Edgar Alwin Payne - Later Life

Later Life

After the financial collapse of 1929, and the subsequent Great Depression, commissions didn’t come as easily, so the Paynes returned to Southern California on a more permanent basis, purchasing a new Los Angeles, studio-home, in 1932. During this time, Evelyn would marry, and Edgar and Elsie would become separated that same year. Edgar moved to Hollywood, to a small studio-home on Seward Street. However, he would spend a great deal of his time in the California Sierra Nevada Mountains, painting his favorite subject.

His lifelong obsession with the Sierras would lead him to produce a documentary film, “Sierra Journey”. In 1941 he wrote "Composition of Outdoor Painting", a comprehensive book on composition and composition forms. The book also explains landscape painting techniques, color, repetition, rhythm, and value. The seventh edition printing of the work was completed in 2005.

After a 14-year separation, Elsie returned to help Edgar in 1946, upon learning that he had cancer. She stayed with him until he died, 8 April 1947.

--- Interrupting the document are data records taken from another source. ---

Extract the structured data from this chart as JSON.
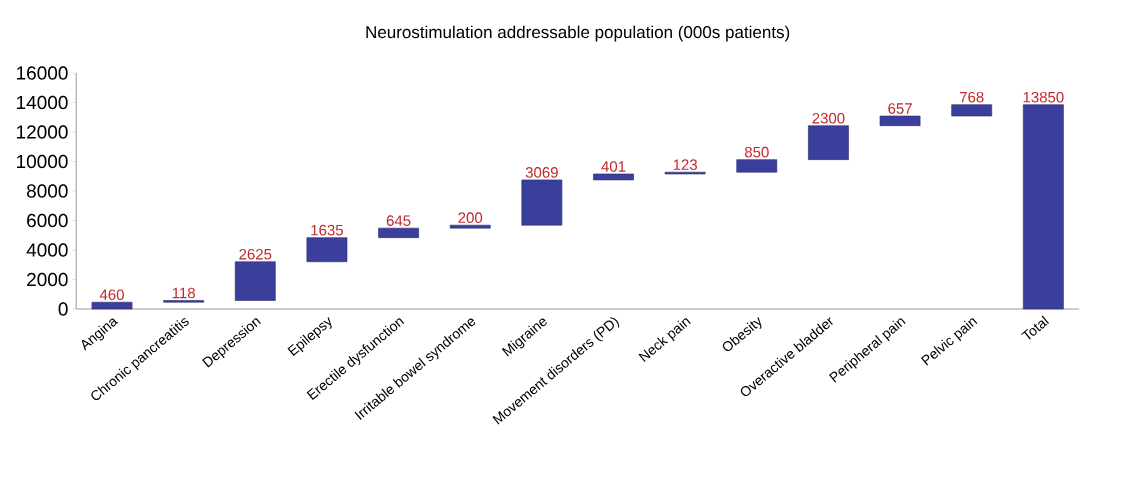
{
  "chart_data": {
    "type": "bar",
    "title": "Neurostimulation addressable population (000s patients)",
    "categories": [
      "Angina",
      "Chronic pancreatitis",
      "Depression",
      "Epilepsy",
      "Erectile dysfunction",
      "Irritable bowel syndrome",
      "Migraine",
      "Movement disorders (PD)",
      "Neck pain",
      "Obesity",
      "Overactive bladder",
      "Peripheral pain",
      "Pelvic pain",
      "Total"
    ],
    "values": [
      460,
      118,
      2625,
      1635,
      645,
      200,
      3069,
      401,
      123,
      850,
      2300,
      657,
      768,
      13850
    ],
    "base": [
      0,
      460,
      578,
      3203,
      4838,
      5483,
      5683,
      8752,
      9153,
      9276,
      10126,
      12426,
      13083,
      0
    ],
    "color": "#3b3f9c",
    "data_labels": true,
    "ylim": [
      0,
      16000
    ],
    "yticks": [
      0,
      2000,
      4000,
      6000,
      8000,
      10000,
      12000,
      14000,
      16000
    ]
  }
}
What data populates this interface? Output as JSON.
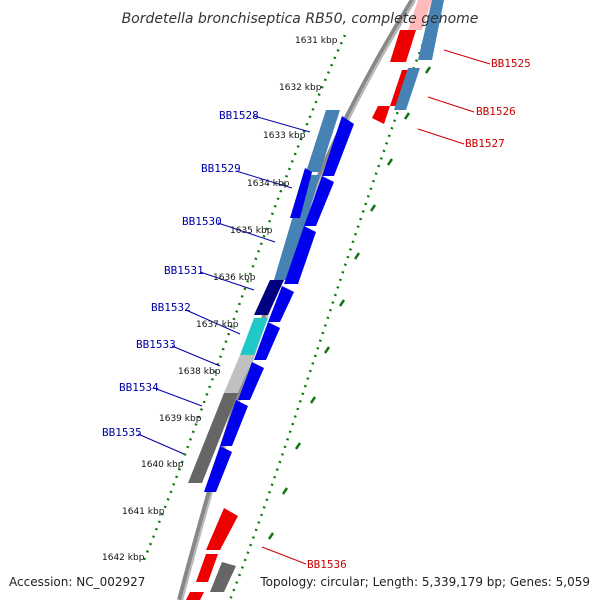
{
  "title": "Bordetella bronchiseptica RB50, complete genome",
  "footer": {
    "accession": "Accession: NC_002927",
    "summary": "Topology: circular; Length: 5,339,179 bp; Genes: 5,059"
  },
  "ticks": [
    "1631 kbp",
    "1632 kbp",
    "1633 kbp",
    "1634 kbp",
    "1635 kbp",
    "1636 kbp",
    "1637 kbp",
    "1638 kbp",
    "1639 kbp",
    "1640 kbp",
    "1641 kbp",
    "1642 kbp"
  ],
  "genes_left": [
    "BB1528",
    "BB1529",
    "BB1530",
    "BB1531",
    "BB1532",
    "BB1533",
    "BB1534",
    "BB1535"
  ],
  "genes_right": [
    "BB1525",
    "BB1526",
    "BB1527",
    "BB1536"
  ],
  "colors": {
    "label_left": "#0000aa",
    "label_right": "#cc0000",
    "backbone": "#888888",
    "dots": "#117711",
    "feature_blue": "#0000ee",
    "feature_red": "#ee0000",
    "feature_steel": "#4682b4",
    "feature_navy": "#000080",
    "feature_cyan": "#20c8c8",
    "feature_silver": "#c0c0c0",
    "feature_gray": "#666666"
  }
}
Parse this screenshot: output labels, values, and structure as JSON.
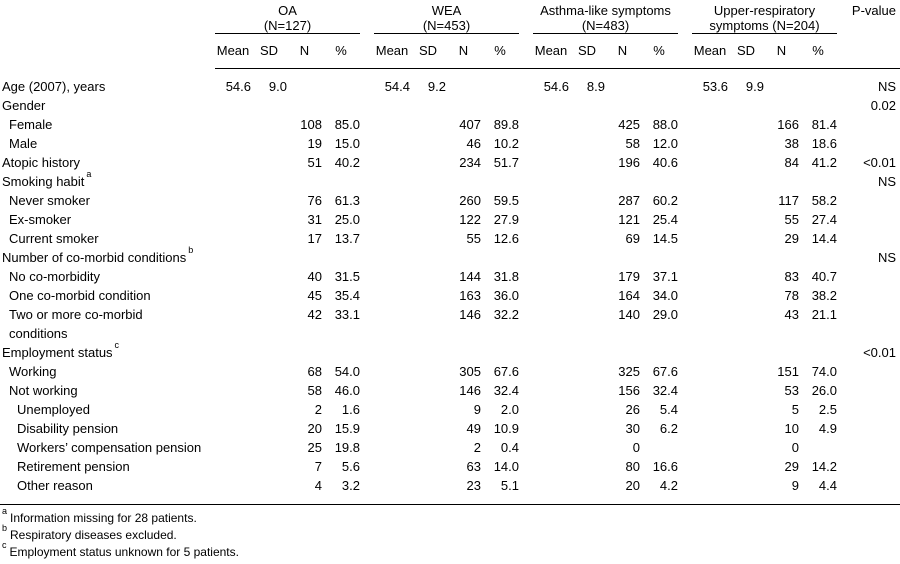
{
  "table": {
    "col_groups": [
      {
        "line1": "OA",
        "line2": "(N=127)"
      },
      {
        "line1": "WEA",
        "line2": "(N=453)"
      },
      {
        "line1": "Asthma-like symptoms",
        "line2": "(N=483)"
      },
      {
        "line1": "Upper-respiratory",
        "line2": "symptoms (N=204)"
      }
    ],
    "subheaders": [
      "Mean",
      "SD",
      "N",
      "%"
    ],
    "pvalue_header": "P-value",
    "rows": [
      {
        "label": "Age (2007), years",
        "indent": 0,
        "groups": [
          [
            "54.6",
            "9.0",
            "",
            ""
          ],
          [
            "54.4",
            "9.2",
            "",
            ""
          ],
          [
            "54.6",
            "8.9",
            "",
            ""
          ],
          [
            "53.6",
            "9.9",
            "",
            ""
          ]
        ],
        "p": "NS"
      },
      {
        "label": "Gender",
        "indent": 0,
        "groups": [
          [
            "",
            "",
            "",
            ""
          ],
          [
            "",
            "",
            "",
            ""
          ],
          [
            "",
            "",
            "",
            ""
          ],
          [
            "",
            "",
            "",
            ""
          ]
        ],
        "p": "0.02"
      },
      {
        "label": "Female",
        "indent": 1,
        "groups": [
          [
            "",
            "",
            "108",
            "85.0"
          ],
          [
            "",
            "",
            "407",
            "89.8"
          ],
          [
            "",
            "",
            "425",
            "88.0"
          ],
          [
            "",
            "",
            "166",
            "81.4"
          ]
        ],
        "p": ""
      },
      {
        "label": "Male",
        "indent": 1,
        "groups": [
          [
            "",
            "",
            "19",
            "15.0"
          ],
          [
            "",
            "",
            "46",
            "10.2"
          ],
          [
            "",
            "",
            "58",
            "12.0"
          ],
          [
            "",
            "",
            "38",
            "18.6"
          ]
        ],
        "p": ""
      },
      {
        "label": "Atopic history",
        "indent": 0,
        "groups": [
          [
            "",
            "",
            "51",
            "40.2"
          ],
          [
            "",
            "",
            "234",
            "51.7"
          ],
          [
            "",
            "",
            "196",
            "40.6"
          ],
          [
            "",
            "",
            "84",
            "41.2"
          ]
        ],
        "p": "<0.01"
      },
      {
        "label": "Smoking habit",
        "sup": "a",
        "indent": 0,
        "groups": [
          [
            "",
            "",
            "",
            ""
          ],
          [
            "",
            "",
            "",
            ""
          ],
          [
            "",
            "",
            "",
            ""
          ],
          [
            "",
            "",
            "",
            ""
          ]
        ],
        "p": "NS"
      },
      {
        "label": "Never smoker",
        "indent": 1,
        "groups": [
          [
            "",
            "",
            "76",
            "61.3"
          ],
          [
            "",
            "",
            "260",
            "59.5"
          ],
          [
            "",
            "",
            "287",
            "60.2"
          ],
          [
            "",
            "",
            "117",
            "58.2"
          ]
        ],
        "p": ""
      },
      {
        "label": "Ex-smoker",
        "indent": 1,
        "groups": [
          [
            "",
            "",
            "31",
            "25.0"
          ],
          [
            "",
            "",
            "122",
            "27.9"
          ],
          [
            "",
            "",
            "121",
            "25.4"
          ],
          [
            "",
            "",
            "55",
            "27.4"
          ]
        ],
        "p": ""
      },
      {
        "label": "Current smoker",
        "indent": 1,
        "groups": [
          [
            "",
            "",
            "17",
            "13.7"
          ],
          [
            "",
            "",
            "55",
            "12.6"
          ],
          [
            "",
            "",
            "69",
            "14.5"
          ],
          [
            "",
            "",
            "29",
            "14.4"
          ]
        ],
        "p": ""
      },
      {
        "label": "Number of co-morbid conditions",
        "sup": "b",
        "indent": 0,
        "groups": [
          [
            "",
            "",
            "",
            ""
          ],
          [
            "",
            "",
            "",
            ""
          ],
          [
            "",
            "",
            "",
            ""
          ],
          [
            "",
            "",
            "",
            ""
          ]
        ],
        "p": "NS"
      },
      {
        "label": "No co-morbidity",
        "indent": 1,
        "groups": [
          [
            "",
            "",
            "40",
            "31.5"
          ],
          [
            "",
            "",
            "144",
            "31.8"
          ],
          [
            "",
            "",
            "179",
            "37.1"
          ],
          [
            "",
            "",
            "83",
            "40.7"
          ]
        ],
        "p": ""
      },
      {
        "label": "One co-morbid condition",
        "indent": 1,
        "groups": [
          [
            "",
            "",
            "45",
            "35.4"
          ],
          [
            "",
            "",
            "163",
            "36.0"
          ],
          [
            "",
            "",
            "164",
            "34.0"
          ],
          [
            "",
            "",
            "78",
            "38.2"
          ]
        ],
        "p": ""
      },
      {
        "label": "Two or more co-morbid\nconditions",
        "indent": 1,
        "groups": [
          [
            "",
            "",
            "42",
            "33.1"
          ],
          [
            "",
            "",
            "146",
            "32.2"
          ],
          [
            "",
            "",
            "140",
            "29.0"
          ],
          [
            "",
            "",
            "43",
            "21.1"
          ]
        ],
        "p": ""
      },
      {
        "label": "Employment status",
        "sup": "c",
        "indent": 0,
        "groups": [
          [
            "",
            "",
            "",
            ""
          ],
          [
            "",
            "",
            "",
            ""
          ],
          [
            "",
            "",
            "",
            ""
          ],
          [
            "",
            "",
            "",
            ""
          ]
        ],
        "p": "<0.01"
      },
      {
        "label": "Working",
        "indent": 1,
        "groups": [
          [
            "",
            "",
            "68",
            "54.0"
          ],
          [
            "",
            "",
            "305",
            "67.6"
          ],
          [
            "",
            "",
            "325",
            "67.6"
          ],
          [
            "",
            "",
            "151",
            "74.0"
          ]
        ],
        "p": ""
      },
      {
        "label": "Not working",
        "indent": 1,
        "groups": [
          [
            "",
            "",
            "58",
            "46.0"
          ],
          [
            "",
            "",
            "146",
            "32.4"
          ],
          [
            "",
            "",
            "156",
            "32.4"
          ],
          [
            "",
            "",
            "53",
            "26.0"
          ]
        ],
        "p": ""
      },
      {
        "label": "Unemployed",
        "indent": 2,
        "groups": [
          [
            "",
            "",
            "2",
            "1.6"
          ],
          [
            "",
            "",
            "9",
            "2.0"
          ],
          [
            "",
            "",
            "26",
            "5.4"
          ],
          [
            "",
            "",
            "5",
            "2.5"
          ]
        ],
        "p": ""
      },
      {
        "label": "Disability pension",
        "indent": 2,
        "groups": [
          [
            "",
            "",
            "20",
            "15.9"
          ],
          [
            "",
            "",
            "49",
            "10.9"
          ],
          [
            "",
            "",
            "30",
            "6.2"
          ],
          [
            "",
            "",
            "10",
            "4.9"
          ]
        ],
        "p": ""
      },
      {
        "label": "Workers’ compensation pension",
        "indent": 2,
        "groups": [
          [
            "",
            "",
            "25",
            "19.8"
          ],
          [
            "",
            "",
            "2",
            "0.4"
          ],
          [
            "",
            "",
            "0",
            ""
          ],
          [
            "",
            "",
            "0",
            ""
          ]
        ],
        "p": ""
      },
      {
        "label": "Retirement pension",
        "indent": 2,
        "groups": [
          [
            "",
            "",
            "7",
            "5.6"
          ],
          [
            "",
            "",
            "63",
            "14.0"
          ],
          [
            "",
            "",
            "80",
            "16.6"
          ],
          [
            "",
            "",
            "29",
            "14.2"
          ]
        ],
        "p": ""
      },
      {
        "label": "Other reason",
        "indent": 2,
        "groups": [
          [
            "",
            "",
            "4",
            "3.2"
          ],
          [
            "",
            "",
            "23",
            "5.1"
          ],
          [
            "",
            "",
            "20",
            "4.2"
          ],
          [
            "",
            "",
            "9",
            "4.4"
          ]
        ],
        "p": ""
      }
    ],
    "footnotes": [
      {
        "marker": "a",
        "text": "Information missing for 28 patients."
      },
      {
        "marker": "b",
        "text": "Respiratory diseases excluded."
      },
      {
        "marker": "c",
        "text": "Employment status unknown for 5 patients."
      }
    ]
  }
}
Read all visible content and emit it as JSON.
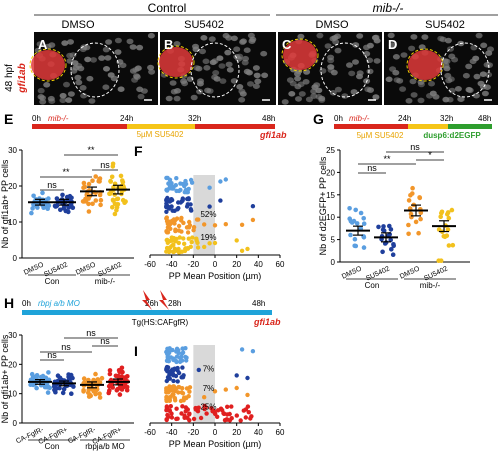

There is a bronze relief sculpture of Edgar at the Laguna Beach Art Museum, done by Elsie in 1952. She championed his work until her own health, and degradation of eyesight, caused her to stop in 1959. She moved in with Evelyn and her husband, in 1969, in Minneapolis. Elsie died peacefully 17 June 1971.

You can find works of Payne's that are of Italian harbors, the Alps, landscapes of Laguna, but Edgar Alwin Payne is most remembered for his work of American Indians of the Four Corners area, and, of course, the paintings of his beloved Sierras. In the Sierras, high up in Humphrey's Basin, you will find the lake named for him, Payne Lake.

His work was an influence on Bill Wray and other painters.